Hazard v. Little

Hoar, J.

This is a petition for partition. The petitioners aver that they are seised in fee of six elevenths of two undivided third parts of several parcels of real estate, and that the respondent Lucy Little, the only one of the respondents who appears, is seised of one undivided third part as tenant for life, and pray for partition. The respondent objects to granting the prayer of the petition in its present form, because she says that during her widowhood she has the right to cut annually fifty cords of wood upon the whole land, and that this right should be set forth in the petition. The petitioners deny the existence af any such right; or, if it exists, that it extends beyond the one third in which she has a life estate.
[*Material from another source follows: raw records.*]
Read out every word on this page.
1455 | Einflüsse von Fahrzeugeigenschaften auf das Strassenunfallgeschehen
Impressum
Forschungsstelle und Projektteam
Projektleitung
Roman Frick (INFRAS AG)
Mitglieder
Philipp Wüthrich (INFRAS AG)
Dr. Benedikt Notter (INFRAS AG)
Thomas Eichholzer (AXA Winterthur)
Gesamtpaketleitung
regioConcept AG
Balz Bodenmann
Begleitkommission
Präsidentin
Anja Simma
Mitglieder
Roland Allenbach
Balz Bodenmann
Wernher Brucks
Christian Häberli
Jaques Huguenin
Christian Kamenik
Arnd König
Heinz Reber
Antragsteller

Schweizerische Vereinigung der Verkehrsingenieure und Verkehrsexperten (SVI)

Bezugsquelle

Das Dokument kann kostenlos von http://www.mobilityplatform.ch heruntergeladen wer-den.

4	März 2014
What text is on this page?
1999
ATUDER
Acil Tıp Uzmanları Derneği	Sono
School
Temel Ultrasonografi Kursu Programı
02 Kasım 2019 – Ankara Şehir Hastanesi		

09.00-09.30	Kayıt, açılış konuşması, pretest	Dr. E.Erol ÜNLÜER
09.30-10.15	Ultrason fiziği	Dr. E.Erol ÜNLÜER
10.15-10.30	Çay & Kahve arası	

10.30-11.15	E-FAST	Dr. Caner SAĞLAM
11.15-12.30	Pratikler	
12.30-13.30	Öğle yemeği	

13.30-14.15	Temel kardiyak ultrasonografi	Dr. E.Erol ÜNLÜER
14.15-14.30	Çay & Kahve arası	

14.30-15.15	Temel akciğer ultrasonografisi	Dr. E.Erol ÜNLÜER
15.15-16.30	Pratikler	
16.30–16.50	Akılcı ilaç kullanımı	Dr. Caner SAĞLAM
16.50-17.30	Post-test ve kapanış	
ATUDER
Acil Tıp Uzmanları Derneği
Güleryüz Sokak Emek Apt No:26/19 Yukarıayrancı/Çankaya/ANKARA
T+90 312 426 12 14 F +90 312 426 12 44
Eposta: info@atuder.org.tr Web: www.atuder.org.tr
*261The land is the real estate of which Otis Little died seised. By his will, the use of all his real and personal estate is given to his wife, Lucy Little, during widowhood, upon the condition that she supports and educates his minor children ; and when the youngest child arrives at the age of twenty-one years, then two thirds of the real and personal estate to be equally divided among the children, “ the other third to be and remain for the support of my said widow.” A statement follows that his “ mind and will is, that neither of his children have any of his property until the youngest one arrives to the age of twenty-one years,” with an exception not material to the present inquiry. The third clause of the will is as follows: “ I give my said widow the privilege of cutting fifty cords of wood yearly, during the time she remains my widow, in addition to firewood, to purchase necessaries, pay taxes and other necessaries for the family.”

We think the true construction of the will is, that this last clause is merely a qualification and extension of the estate given to the widow; authorizing her to cut the fifty cords of wood, in addition to firewood, on any part of the land held by her, without impeachment of waste. Before the youngest child became of age, she might cut the wood on all parts of the land which belonged to her husband. The children having all arrived at the age of twenty-one, if partition is made of their respective shares, her right will thereafter be limited to that part of the land which is not set off to them in severalty.

The language by which this right is given is too direct and explicit to admit of any construction which would cause it to terminate at any time during her widowhood. It is an additional provision, coming after all others in the will, and if it is inconsistent with any other, so that they cannot stand together, would control it.

To hold, as the respondent claims, that the right is to be exercised over the whole land, after the youngest child becomes of age, would render any equal partition impracticable, because the proportionate value of the children’s shares would be liable to constant fluctuation, as the wood might be cut in successive *262years upon different parts of the land. On the other hand although one of the purposes for which the right to cut wood is given is declared to be to purchase “ necessaries for the family,” it is not the only purpose expressed; and while the privilege is in express terms given during the whole widowhood of Mrs. Little, the implication that the testator supposed that her need of money to purchase necessaries, pay taxes, or even for the maintenance of a family, would cease when the children should become entitled to take their two thirds of the estate, is at best very doubtful.

E. Ames, for the petitioners. T M, Stetson, for the respondent.

By the construction adopted, all parts of the will are made consistent with each other, and no practical difficulty arises.

The only other objection to the maintenance of the petition is one of form only, and it does not appear to us to be well founded. The estate which Mrs. Little has in the premises, as tenant in common during her widowhood of an undivided third part of the land of which partition is sought, is correctly set forth in the petition; and is a sufficient compliance with the provisions of Gen. Sts. c. 136, § 6. As we have held that her privilege of cutting wood without impeachment of waste does not attach to the part of the estate which the petitioners claim, there is no reason why it should be stated, and its omission becomes of no practical importance.